Yep, it takes a fair amount of voltage to make the cleaning wheels spin, even harder on heavily oxidized track, and also if the wheels are out of round, etc. 

I was surprised the first time I ran it... my first power pack, and MRC6200 could not make it work, even on slippery stainless track (was just testing it, no oxidation of course) 

Greg


----------



## Cougar Rock Rail (Jan 2, 2008)

He's running DCC guys...I answered this in the DCC section where he also posted it. That transformer has lots of power, that's not the problem. The problem is power loss somewhere (ie track connections). 
Scott--check the answers Dan and I have given to you in the DCC section. 

Keith


----------



## Greg Elmassian (Jan 3, 2008)

Umm... it takes voltage too... I don't care if you have a 50 amp transformer, if it is 16 volts it won't run right. (try it)

The SPEED of a motor depends on voltage... the LOAD it can handle is current.

It takes a fairly high voltage, analog or DCC... the motor to move the unit runs at much lower voltage and current. 

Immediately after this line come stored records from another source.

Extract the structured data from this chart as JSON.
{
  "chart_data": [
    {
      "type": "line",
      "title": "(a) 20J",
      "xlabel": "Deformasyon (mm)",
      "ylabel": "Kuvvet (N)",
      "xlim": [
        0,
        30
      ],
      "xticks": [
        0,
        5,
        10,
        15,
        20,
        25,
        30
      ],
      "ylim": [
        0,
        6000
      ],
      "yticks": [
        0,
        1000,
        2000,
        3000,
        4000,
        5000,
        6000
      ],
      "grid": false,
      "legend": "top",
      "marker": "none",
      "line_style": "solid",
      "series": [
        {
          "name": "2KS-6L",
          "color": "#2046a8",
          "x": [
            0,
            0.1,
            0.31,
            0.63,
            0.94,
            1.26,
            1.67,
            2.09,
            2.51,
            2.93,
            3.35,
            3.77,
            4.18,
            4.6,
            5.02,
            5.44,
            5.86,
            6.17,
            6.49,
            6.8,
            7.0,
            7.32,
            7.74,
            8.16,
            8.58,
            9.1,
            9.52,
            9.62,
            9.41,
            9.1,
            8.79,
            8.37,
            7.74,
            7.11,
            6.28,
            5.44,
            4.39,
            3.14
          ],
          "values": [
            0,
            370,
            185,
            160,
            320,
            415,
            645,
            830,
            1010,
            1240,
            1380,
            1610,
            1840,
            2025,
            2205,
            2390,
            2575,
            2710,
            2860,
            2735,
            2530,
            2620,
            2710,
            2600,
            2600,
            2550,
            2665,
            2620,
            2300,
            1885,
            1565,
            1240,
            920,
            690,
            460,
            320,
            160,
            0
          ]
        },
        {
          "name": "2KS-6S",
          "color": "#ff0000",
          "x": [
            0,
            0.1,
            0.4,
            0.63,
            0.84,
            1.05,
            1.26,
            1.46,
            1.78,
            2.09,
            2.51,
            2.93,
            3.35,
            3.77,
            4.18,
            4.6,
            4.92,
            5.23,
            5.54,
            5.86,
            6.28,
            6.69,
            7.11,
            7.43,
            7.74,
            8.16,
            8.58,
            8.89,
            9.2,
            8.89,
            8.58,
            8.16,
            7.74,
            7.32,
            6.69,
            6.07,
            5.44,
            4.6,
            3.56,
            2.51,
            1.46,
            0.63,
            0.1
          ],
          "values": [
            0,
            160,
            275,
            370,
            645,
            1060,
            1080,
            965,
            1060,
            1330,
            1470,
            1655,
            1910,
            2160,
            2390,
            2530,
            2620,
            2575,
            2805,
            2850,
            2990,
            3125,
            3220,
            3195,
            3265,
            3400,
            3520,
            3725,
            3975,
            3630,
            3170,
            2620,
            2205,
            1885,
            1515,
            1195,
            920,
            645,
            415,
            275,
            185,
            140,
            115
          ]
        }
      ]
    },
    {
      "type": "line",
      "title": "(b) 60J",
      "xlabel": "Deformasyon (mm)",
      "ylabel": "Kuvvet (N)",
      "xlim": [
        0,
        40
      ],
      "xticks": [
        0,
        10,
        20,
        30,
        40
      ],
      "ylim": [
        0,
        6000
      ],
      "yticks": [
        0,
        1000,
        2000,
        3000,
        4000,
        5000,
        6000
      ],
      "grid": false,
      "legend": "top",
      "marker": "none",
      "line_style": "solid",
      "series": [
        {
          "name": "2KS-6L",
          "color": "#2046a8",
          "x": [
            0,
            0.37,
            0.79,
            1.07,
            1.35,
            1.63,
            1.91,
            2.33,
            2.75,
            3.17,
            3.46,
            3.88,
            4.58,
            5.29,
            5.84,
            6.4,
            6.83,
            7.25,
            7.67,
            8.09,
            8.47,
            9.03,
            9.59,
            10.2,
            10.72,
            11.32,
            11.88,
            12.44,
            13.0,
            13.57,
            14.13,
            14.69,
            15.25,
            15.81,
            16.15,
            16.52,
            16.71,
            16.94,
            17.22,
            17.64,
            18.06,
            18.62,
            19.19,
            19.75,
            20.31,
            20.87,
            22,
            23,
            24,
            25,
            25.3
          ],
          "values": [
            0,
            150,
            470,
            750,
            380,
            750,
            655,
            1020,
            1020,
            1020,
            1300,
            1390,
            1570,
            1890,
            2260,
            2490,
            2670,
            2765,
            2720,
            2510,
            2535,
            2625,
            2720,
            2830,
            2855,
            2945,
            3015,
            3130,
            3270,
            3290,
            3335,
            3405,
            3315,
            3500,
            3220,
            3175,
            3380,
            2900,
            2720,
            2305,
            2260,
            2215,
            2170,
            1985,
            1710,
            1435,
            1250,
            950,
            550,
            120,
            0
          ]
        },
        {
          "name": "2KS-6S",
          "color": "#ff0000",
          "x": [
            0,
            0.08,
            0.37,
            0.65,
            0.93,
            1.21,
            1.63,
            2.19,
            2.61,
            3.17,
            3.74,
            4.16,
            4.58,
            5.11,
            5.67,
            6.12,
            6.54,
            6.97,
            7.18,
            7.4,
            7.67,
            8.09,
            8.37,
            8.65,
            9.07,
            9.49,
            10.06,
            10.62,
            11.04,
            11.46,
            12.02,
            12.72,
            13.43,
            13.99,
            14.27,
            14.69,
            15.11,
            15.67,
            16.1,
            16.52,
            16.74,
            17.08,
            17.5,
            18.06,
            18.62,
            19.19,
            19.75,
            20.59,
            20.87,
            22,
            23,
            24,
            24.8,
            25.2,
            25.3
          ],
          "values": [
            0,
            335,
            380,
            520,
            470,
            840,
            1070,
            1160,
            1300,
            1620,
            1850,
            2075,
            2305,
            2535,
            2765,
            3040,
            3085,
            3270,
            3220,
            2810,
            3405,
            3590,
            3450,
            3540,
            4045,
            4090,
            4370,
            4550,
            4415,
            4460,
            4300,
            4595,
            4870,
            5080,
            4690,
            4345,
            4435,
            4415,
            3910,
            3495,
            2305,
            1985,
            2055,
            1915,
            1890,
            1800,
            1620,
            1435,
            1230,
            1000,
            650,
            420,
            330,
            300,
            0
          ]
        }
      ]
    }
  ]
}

(and yes it takes a couple of amps, but the most common problem is low voltage in my experience with this PARTICULAR locomotive)

Greg


----------



## sgrigby (Mar 27, 2013)

Guys, Thank You for all of the information, I think I am getting the problem solved.

Scott


----------



## Greg Elmassian (Jan 3, 2008)

As a return courtesy, will you let us know what finally resolves your problem? 

We need to learn also. 

Regards, Greg


----------



## sgrigby (Mar 27, 2013)

I talked to Mohammad at AllAboutLGB and he told me that there may be a problem with the cleaning motor. I have sent my engine to him and he is going to check it out. I'll post the results when I get them.


Scott


----------



## Greg Elmassian (Jan 3, 2008)

I guess we will never know. 

Scott if you read this, a result would be interesting to all those who offered advice. 

I'll go look at the DCC forum. 

Greg


----------



## Garratt (Sep 15, 2012)

Let's follow Greg.








Walk this way... DCC - MTS Central Station & 55016 Loco Remote


----------



## Doug C (Jan 14, 2008)

google 21670's and this thread popped but Garrat link is dead now.

Did Scott ever share elsewhere how his loco repair come thru ?

doug c


----------



## Garratt (Sep 15, 2012)

Doug. A similar discussion was being had in two threads. The link below works.

http://forums.mylargescale.com/39-dcc-large-scale/27209-mts-central-station-55016-loco-remote.html

Andrew


----------



## Greg Elmassian (Jan 3, 2008)

and no resolution there either


----------